How does that relate to business? If you consider the genetics of a Tennessee Fainting goat to be similar to a business, you may see that there can be issues within the structure and culture of a business that causes that business to be hindered in some ways. Those same issues can also be the defining feature of the business. A business may have a long history of serving customers resulting in a large, loyal customer base. That same feature may also make the business unwilling to adapt to the future and the desires of new customers. Finding the balance between maintaining your long standing reputation and attracting new customers is vital, it just takes work and an understanding of the genetic code of the business
Goat Wisdom #3 – You can see better at higher altitudes
Goats are notorious climbers. When I tell people I meet that I raise goats, I often hear childhood memories involving goats climbing on whatever they can and eating anything they can reach. Around the world, you can see goats in trees, on hills, and even in mountain ranges where very little else can go.

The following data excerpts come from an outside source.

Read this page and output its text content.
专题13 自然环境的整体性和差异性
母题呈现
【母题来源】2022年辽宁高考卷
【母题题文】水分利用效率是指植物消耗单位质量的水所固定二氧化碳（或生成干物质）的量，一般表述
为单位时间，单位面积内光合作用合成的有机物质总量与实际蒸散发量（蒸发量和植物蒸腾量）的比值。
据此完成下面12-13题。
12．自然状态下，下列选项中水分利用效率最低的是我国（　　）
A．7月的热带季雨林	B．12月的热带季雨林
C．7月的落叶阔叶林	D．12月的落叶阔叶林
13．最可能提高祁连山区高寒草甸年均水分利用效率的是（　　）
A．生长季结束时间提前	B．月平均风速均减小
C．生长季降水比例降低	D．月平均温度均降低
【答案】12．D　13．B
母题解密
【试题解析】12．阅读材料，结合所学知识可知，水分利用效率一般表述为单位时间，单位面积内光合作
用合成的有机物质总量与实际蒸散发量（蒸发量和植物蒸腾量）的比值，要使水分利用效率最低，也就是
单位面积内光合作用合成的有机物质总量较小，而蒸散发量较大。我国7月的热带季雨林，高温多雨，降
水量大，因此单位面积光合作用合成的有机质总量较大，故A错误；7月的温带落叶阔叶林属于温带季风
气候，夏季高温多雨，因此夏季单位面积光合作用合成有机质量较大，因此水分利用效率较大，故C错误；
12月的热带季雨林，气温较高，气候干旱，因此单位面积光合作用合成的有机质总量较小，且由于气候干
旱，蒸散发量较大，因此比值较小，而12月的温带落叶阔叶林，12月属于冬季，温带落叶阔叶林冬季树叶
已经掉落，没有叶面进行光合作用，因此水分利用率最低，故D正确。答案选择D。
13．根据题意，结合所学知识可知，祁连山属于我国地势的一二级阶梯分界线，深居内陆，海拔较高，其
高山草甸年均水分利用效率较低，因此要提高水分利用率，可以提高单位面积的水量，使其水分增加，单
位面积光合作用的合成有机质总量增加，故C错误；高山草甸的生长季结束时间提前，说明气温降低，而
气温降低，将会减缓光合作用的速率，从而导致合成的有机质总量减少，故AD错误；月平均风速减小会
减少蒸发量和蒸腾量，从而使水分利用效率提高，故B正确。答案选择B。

When we had just purchased our first few goats as babies, I was sitting in their pen being amazed that I had been talked into buying goats (but that is another story). One that I was near walked over and climbed on the toe of my shoe and stood there. He was only an inch or so higher, but he was higher. Since then, we notice that the goats will often choose the higher ground when possible.
How does that relate to business? It is often difficult to see the big picture from ground level. Business coaches and leaders often talk about a 10,000 ft view of the business. From that high up, the landscape of the market and interactions between companies can be seen to a degree that is impossible at ground level. Even at 100 ft in the air, the world around you looks different. It works the same with a business. Sometimes a business may miss the forest for the trees but by getting a little higher for a different perspective, the path may become clearer. The higher up you go, the details will become fuzzier, but the big picture will become more clear.
Who thought you could learn business lessons from goats? They can teach us how important niches are in business, how the culture of our business can both help and hurt our success, and how getting a different perspective is often a good idea. Goats are truly amazing creatures and always an adventure.